Per concludere, abbiamo dedicato una sezione al già citato padre Roberto Busa, un vero pioniere dell’informatica e della riflessione su di essa. Innanzi tutto, ne presentiamo un profilo, in cui si fa anche il punto sull’importanza degli studi del gesuita che ha iniziato l’informatica linguistica. Il suo contributo principale può essere individuato nell’applicazione del metodo lessicografico agli studi di filosofia e di teologia.
Poi due saggi di padre Busa. Il primo si occupa dell’impatto innovativo della cosiddetta macchina di Turing, una macchina astratta, esistita soltanto come concetto mentale e come disegno su carta, che poi von Neumann, con altri, rese concreta costruendo il primo computer nel 1948 a Manchester.

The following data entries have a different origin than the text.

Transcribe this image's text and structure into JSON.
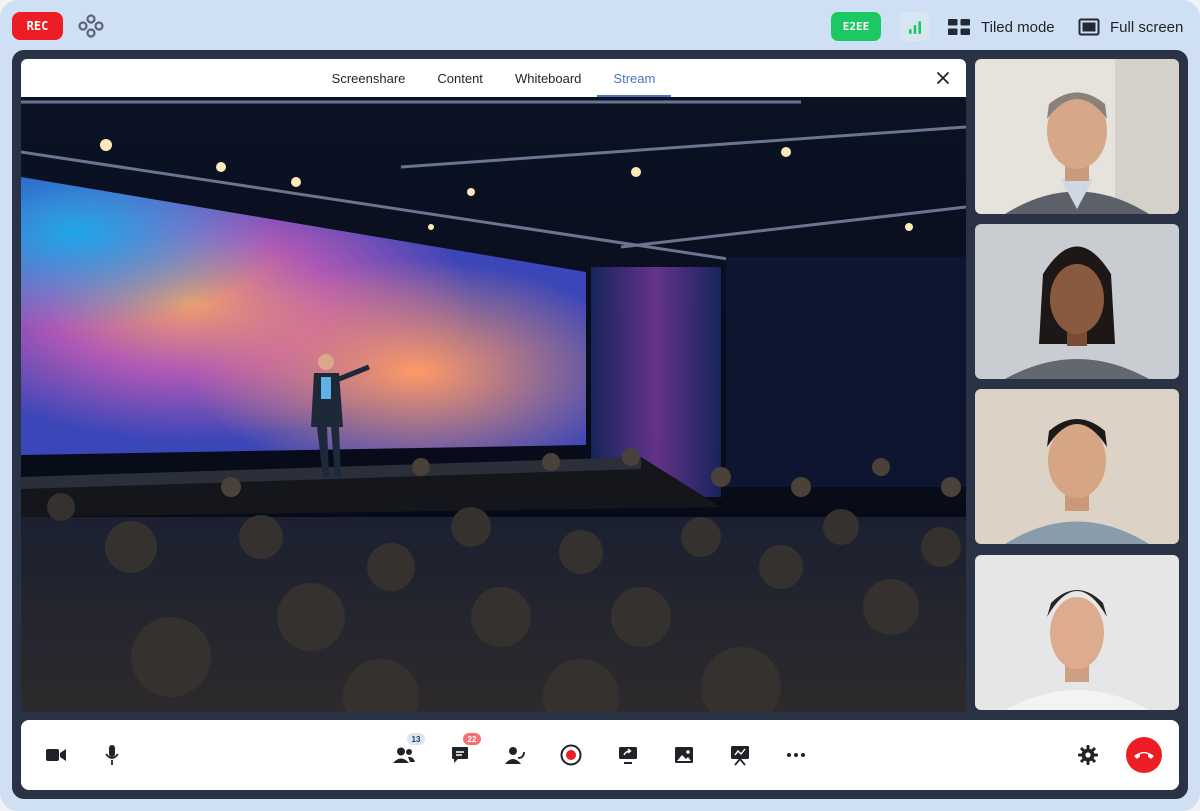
{
  "header": {
    "rec_label": "REC",
    "e2ee_label": "E2EE",
    "tiled_label": "Tiled mode",
    "fullscreen_label": "Full screen"
  },
  "share_tabs": [
    {
      "label": "Screenshare",
      "active": false
    },
    {
      "label": "Content",
      "active": false
    },
    {
      "label": "Whiteboard",
      "active": false
    },
    {
      "label": "Stream",
      "active": true
    }
  ],
  "toolbar": {
    "participants_count": "13",
    "chat_count": "22"
  },
  "colors": {
    "rec": "#ee1c25",
    "e2ee": "#1bc861",
    "accent": "#4b72c9",
    "hangup": "#ee1c25",
    "stage_bg": "#2a3345",
    "frame_bg": "#cfe0f5"
  },
  "icons": [
    "logo-icon",
    "signal-bars-icon",
    "tiled-grid-icon",
    "fullscreen-icon",
    "close-icon",
    "settings-sliders-icon",
    "share-up-icon",
    "expand-icon",
    "camera-icon",
    "microphone-icon",
    "participants-icon",
    "chat-icon",
    "user-speaking-icon",
    "record-icon",
    "screen-share-icon",
    "image-icon",
    "presentation-icon",
    "more-icon",
    "gear-icon",
    "hang-up-icon"
  ]
}
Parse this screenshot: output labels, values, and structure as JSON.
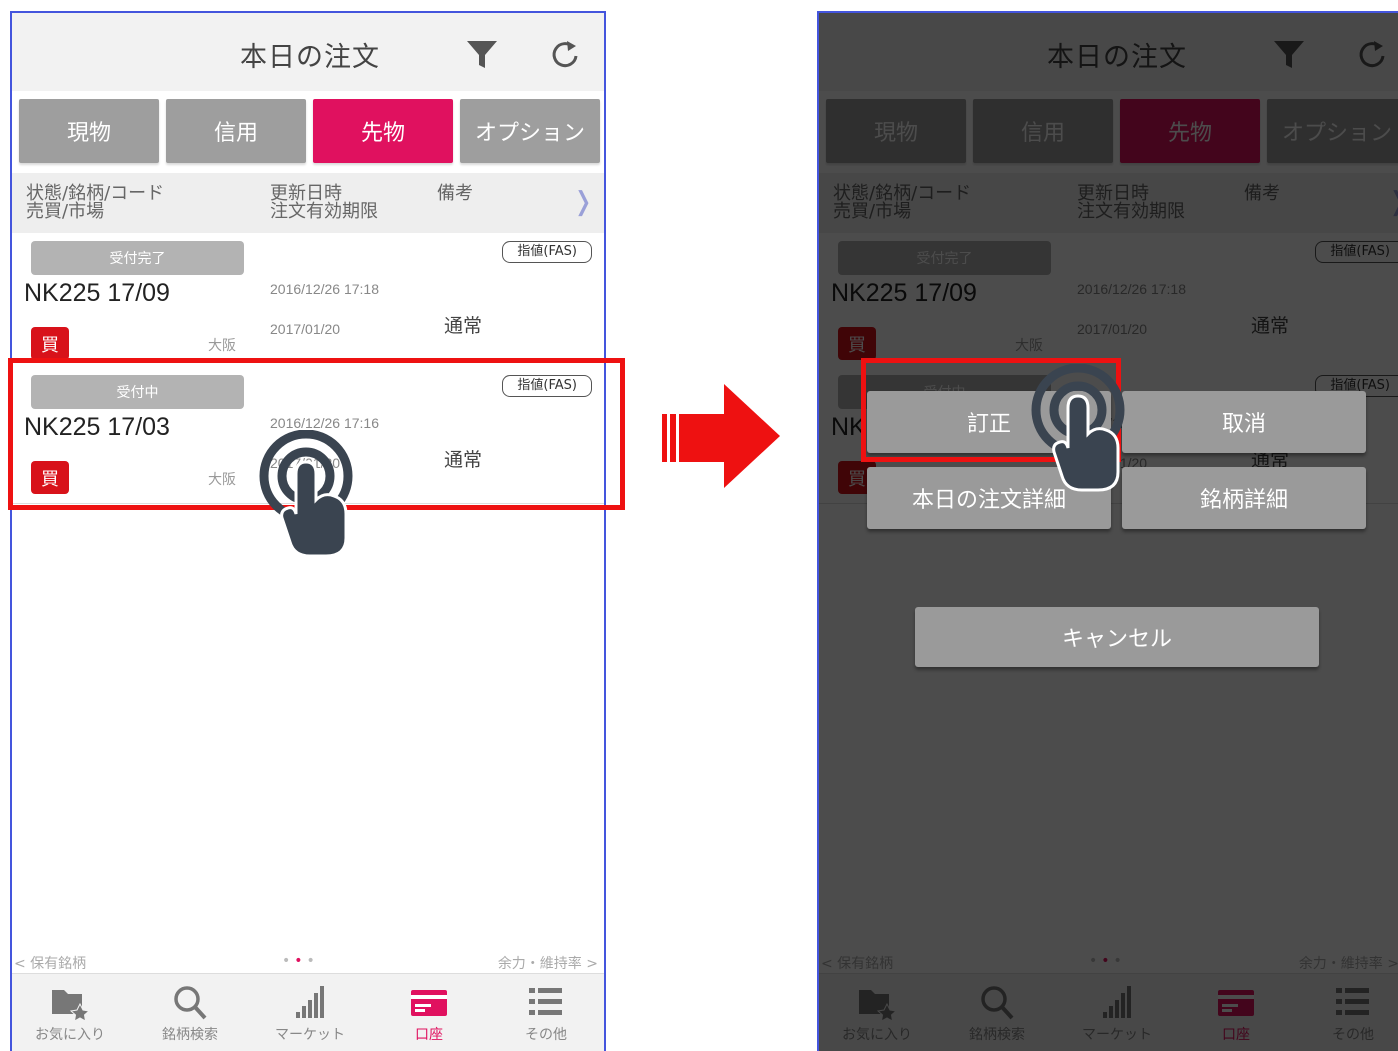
{
  "header": {
    "title": "本日の注文",
    "filter_icon": "filter-icon",
    "refresh_icon": "refresh-icon"
  },
  "tabs": [
    {
      "label": "現物",
      "active": false
    },
    {
      "label": "信用",
      "active": false
    },
    {
      "label": "先物",
      "active": true
    },
    {
      "label": "オプション",
      "active": false
    }
  ],
  "columns": {
    "col1_line1": "状態/銘柄/コード",
    "col1_line2": "売買/市場",
    "col2_line1": "更新日時",
    "col2_line2": "注文有効期限",
    "col3": "備考",
    "more": "❭"
  },
  "orders": [
    {
      "status": "受付完了",
      "order_type": "指値(FAS)",
      "symbol": "NK225 17/09",
      "updated": "2016/12/26 17:18",
      "expiry": "2017/01/20",
      "condition": "通常",
      "side": "買",
      "market": "大阪"
    },
    {
      "status": "受付中",
      "order_type": "指値(FAS)",
      "symbol": "NK225 17/03",
      "updated": "2016/12/26 17:16",
      "expiry": "2017/01/20",
      "condition": "通常",
      "side": "買",
      "market": "大阪"
    }
  ],
  "pager": {
    "left": "< 保有銘柄",
    "right": "余力・維持率 >",
    "dots": "•••"
  },
  "bottom_nav": [
    {
      "label": "お気に入り",
      "icon": "favorite-folder-icon",
      "active": false
    },
    {
      "label": "銘柄検索",
      "icon": "search-icon",
      "active": false
    },
    {
      "label": "マーケット",
      "icon": "bar-chart-icon",
      "active": false
    },
    {
      "label": "口座",
      "icon": "account-card-icon",
      "active": true
    },
    {
      "label": "その他",
      "icon": "list-icon",
      "active": false
    }
  ],
  "action_menu": {
    "correct": "訂正",
    "cancel_order": "取消",
    "order_detail": "本日の注文詳細",
    "symbol_detail": "銘柄詳細",
    "close": "キャンセル"
  },
  "colors": {
    "accent": "#e0115f",
    "buy": "#d8121a",
    "highlight": "#ee1111",
    "frame": "#4455dd"
  }
}
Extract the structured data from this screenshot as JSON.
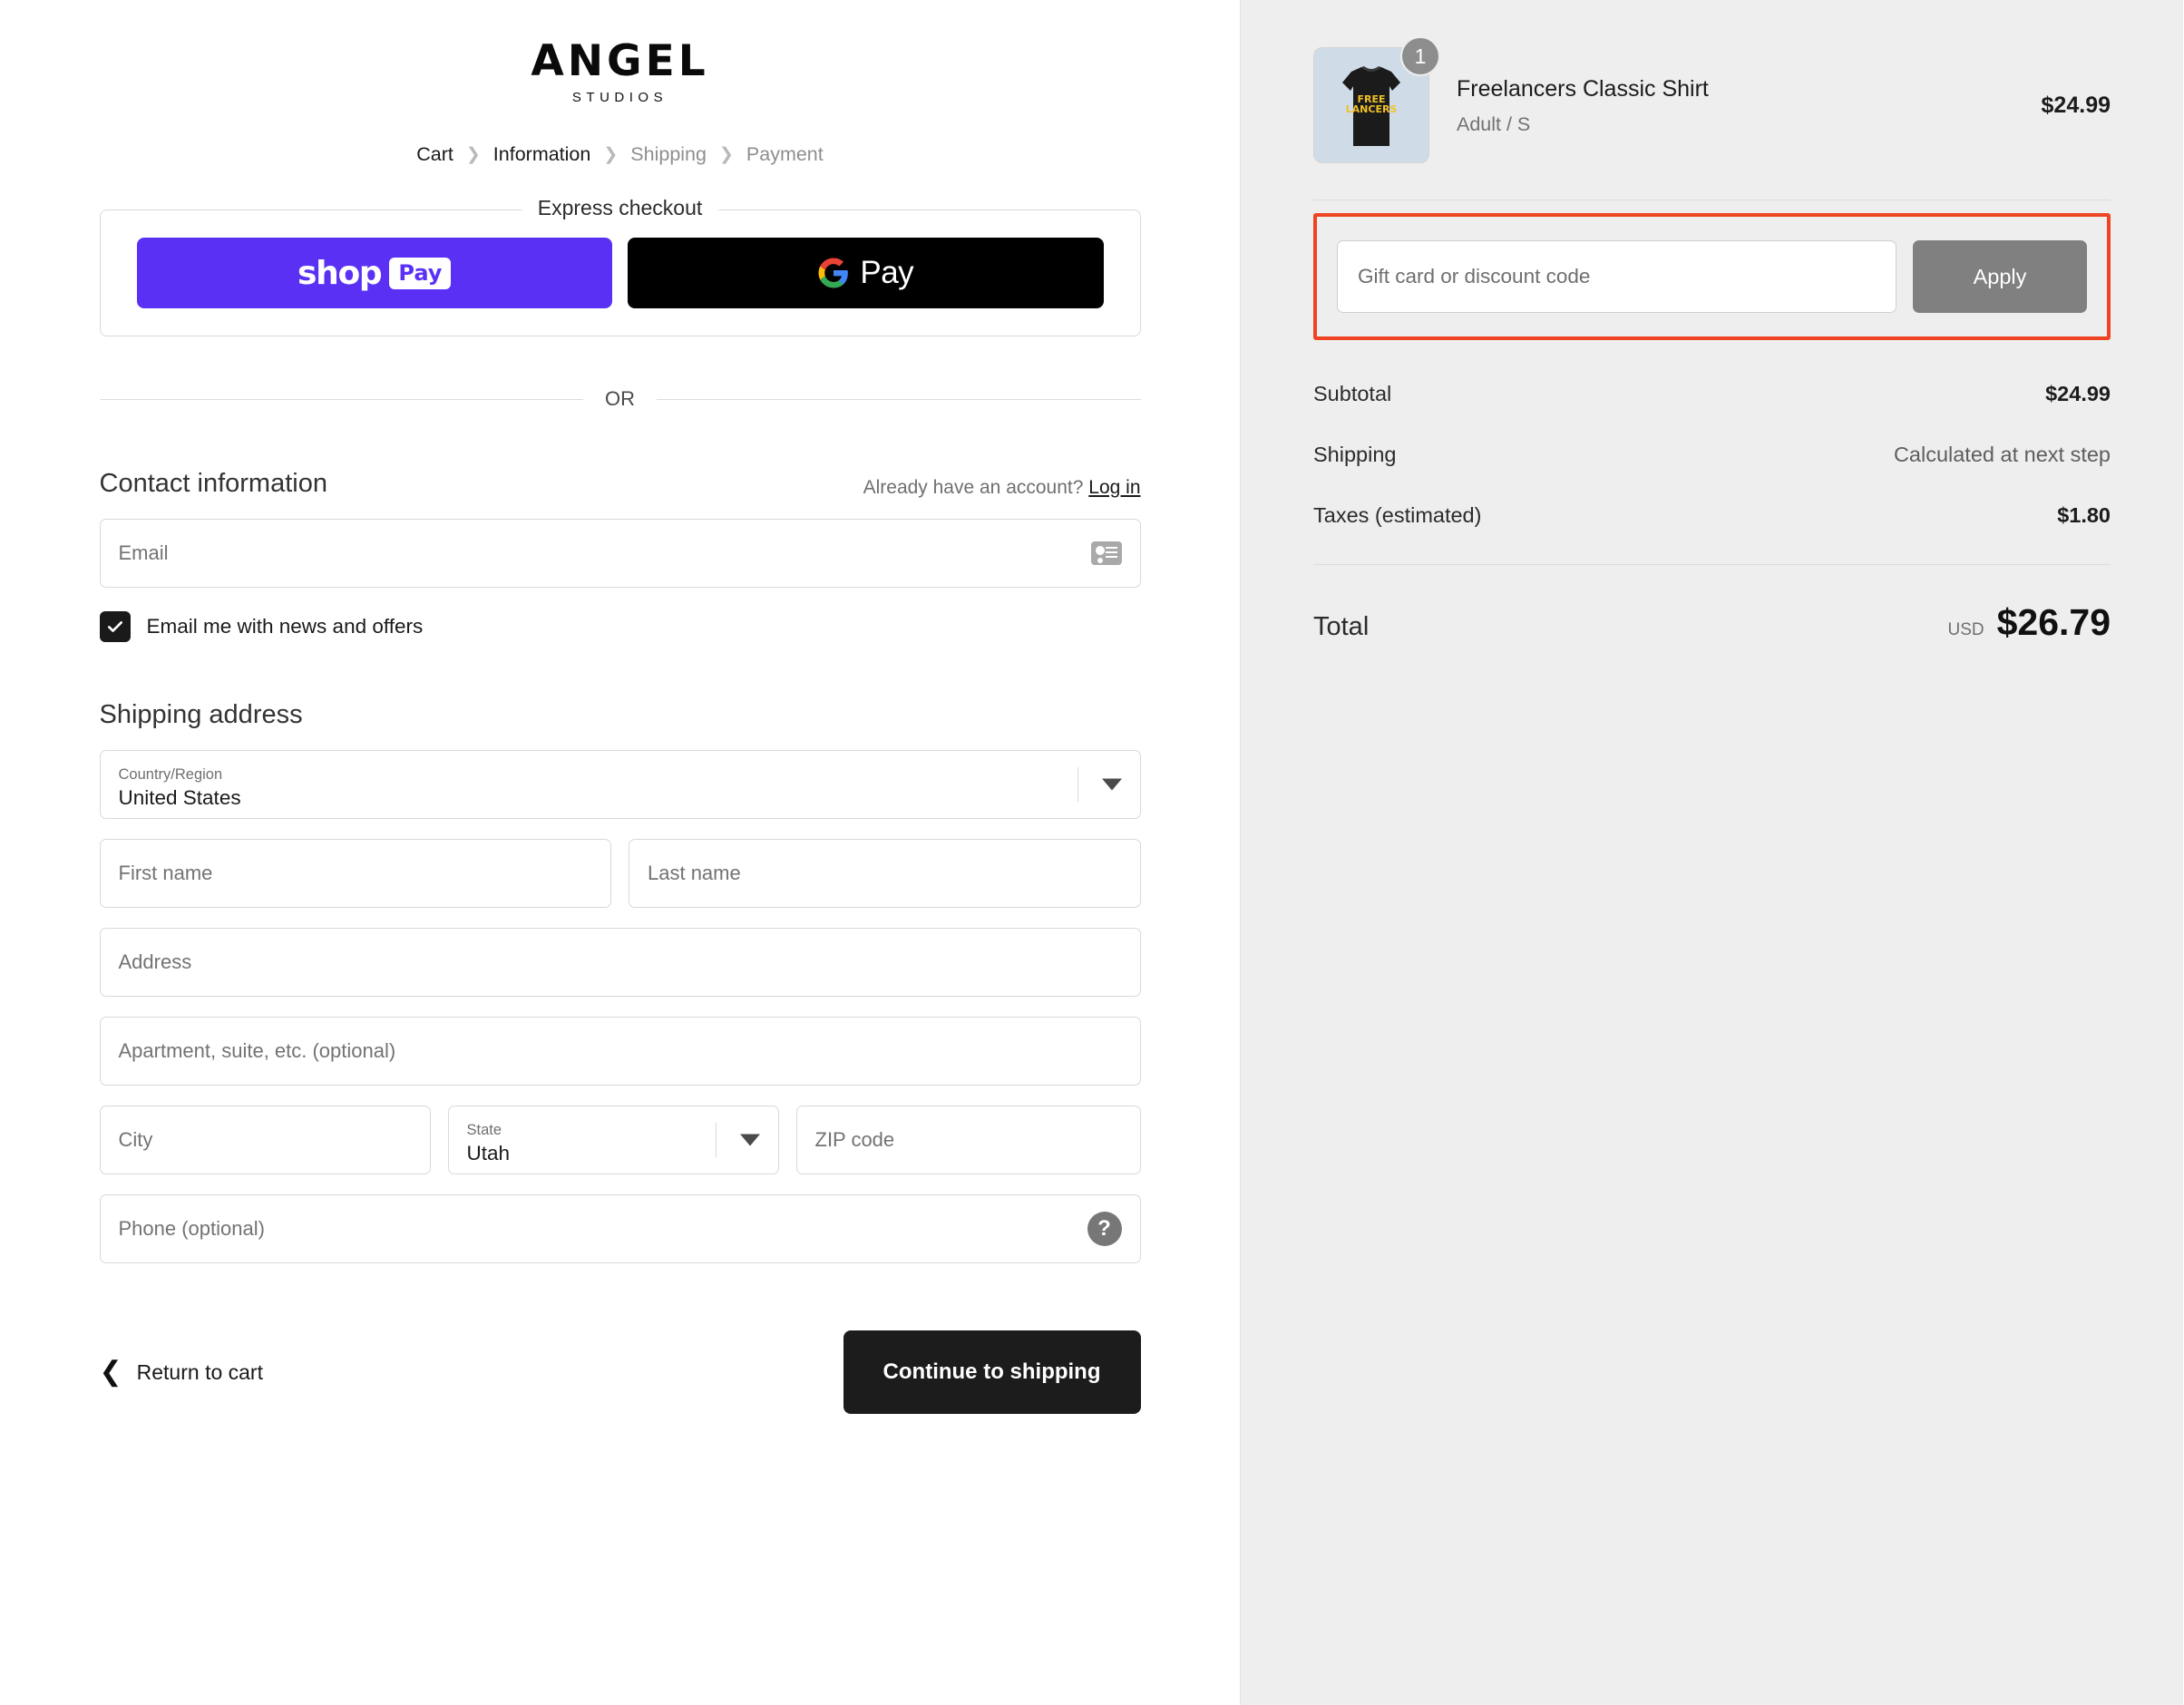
{
  "brand": {
    "name": "ANGEL",
    "sub": "STUDIOS"
  },
  "breadcrumb": [
    {
      "label": "Cart",
      "active": true
    },
    {
      "label": "Information",
      "active": true
    },
    {
      "label": "Shipping",
      "active": false
    },
    {
      "label": "Payment",
      "active": false
    }
  ],
  "express": {
    "legend": "Express checkout",
    "shop_pay": {
      "word": "shop",
      "chip": "Pay"
    },
    "google_pay": {
      "text": "Pay"
    },
    "or": "OR"
  },
  "contact": {
    "title": "Contact information",
    "account_prompt": "Already have an account?",
    "login_label": "Log in",
    "email_placeholder": "Email",
    "newsletter_label": "Email me with news and offers",
    "newsletter_checked": true
  },
  "shipping": {
    "title": "Shipping address",
    "country_label": "Country/Region",
    "country_value": "United States",
    "first_name_placeholder": "First name",
    "last_name_placeholder": "Last name",
    "address_placeholder": "Address",
    "apartment_placeholder": "Apartment, suite, etc. (optional)",
    "city_placeholder": "City",
    "state_label": "State",
    "state_value": "Utah",
    "zip_placeholder": "ZIP code",
    "phone_placeholder": "Phone (optional)",
    "help_icon": "?"
  },
  "actions": {
    "return_label": "Return to cart",
    "continue_label": "Continue to shipping"
  },
  "order": {
    "product": {
      "name": "Freelancers Classic Shirt",
      "variant": "Adult / S",
      "price": "$24.99",
      "quantity": "1",
      "art_line1": "FREE",
      "art_line2": "LANCERS"
    },
    "discount": {
      "placeholder": "Gift card or discount code",
      "apply_label": "Apply",
      "highlight_color": "#ef4423"
    },
    "lines": [
      {
        "label": "Subtotal",
        "value": "$24.99",
        "muted": false
      },
      {
        "label": "Shipping",
        "value": "Calculated at next step",
        "muted": true
      },
      {
        "label": "Taxes (estimated)",
        "value": "$1.80",
        "muted": false
      }
    ],
    "total": {
      "label": "Total",
      "currency": "USD",
      "amount": "$26.79"
    }
  }
}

Le riflessioni dell’autore sulle «macchine pensanti» scaturiscono dalla sua esperienza personale, perché dagli stessi princìpi della macchina di Turing è nata la linguistica computazionale (o «informatica ermeneutica» o linguistica), che è stata appunto il campo di competenza principale di p. Busa. Infine, in una sua recensione del 1969 di quattro testi sulla cibernetica e sul rapporto tra macchina e uomo, si colgono i fondamenti della ricerca di Busa. È affascinante rileggere, anche dopo 50 anni e dopo le evoluzioni cui abbiamo assistito in questi campi, questa chiosa scritta dal gesuita e dallo scienziato: «E per me, sacerdote, so che ogni dato di fatto è figlio di Dio se natura, è nipote di Dio se opera dell’uomo, e che ogni ricerca scientifica non è se non il nostro risalire all’insù i programmi che Dio ha caricato nella natura perché si evolvesse come si evolve, e nell’uomo perché riprogrammasse se stesso e il suo habitat».
Offriamo questo volume ai nostri lettori per testimoniare un’attenzione della nostra rivista nei confronti del rapporto uomo-macchina e dell’IA. Ringrazio il dott. Simone Sereni per aver raccolto i tasselli di questo mosaico, individuando i quattro percorsi che qui offriamo. Le sfide che abbiamo davanti a noi sono enormi e richiedono un’attenta riflessione critica. Certamente il tema, prima o poi, sarà chiaramente affrontato dal Magistero della Chiesa. I numerosi convegni e incontri organizzati da vari Dicasteri della Santa Sede ne sono una premessa importante. Le nostre riflessioni vogliono essere un contributo a questo percorso.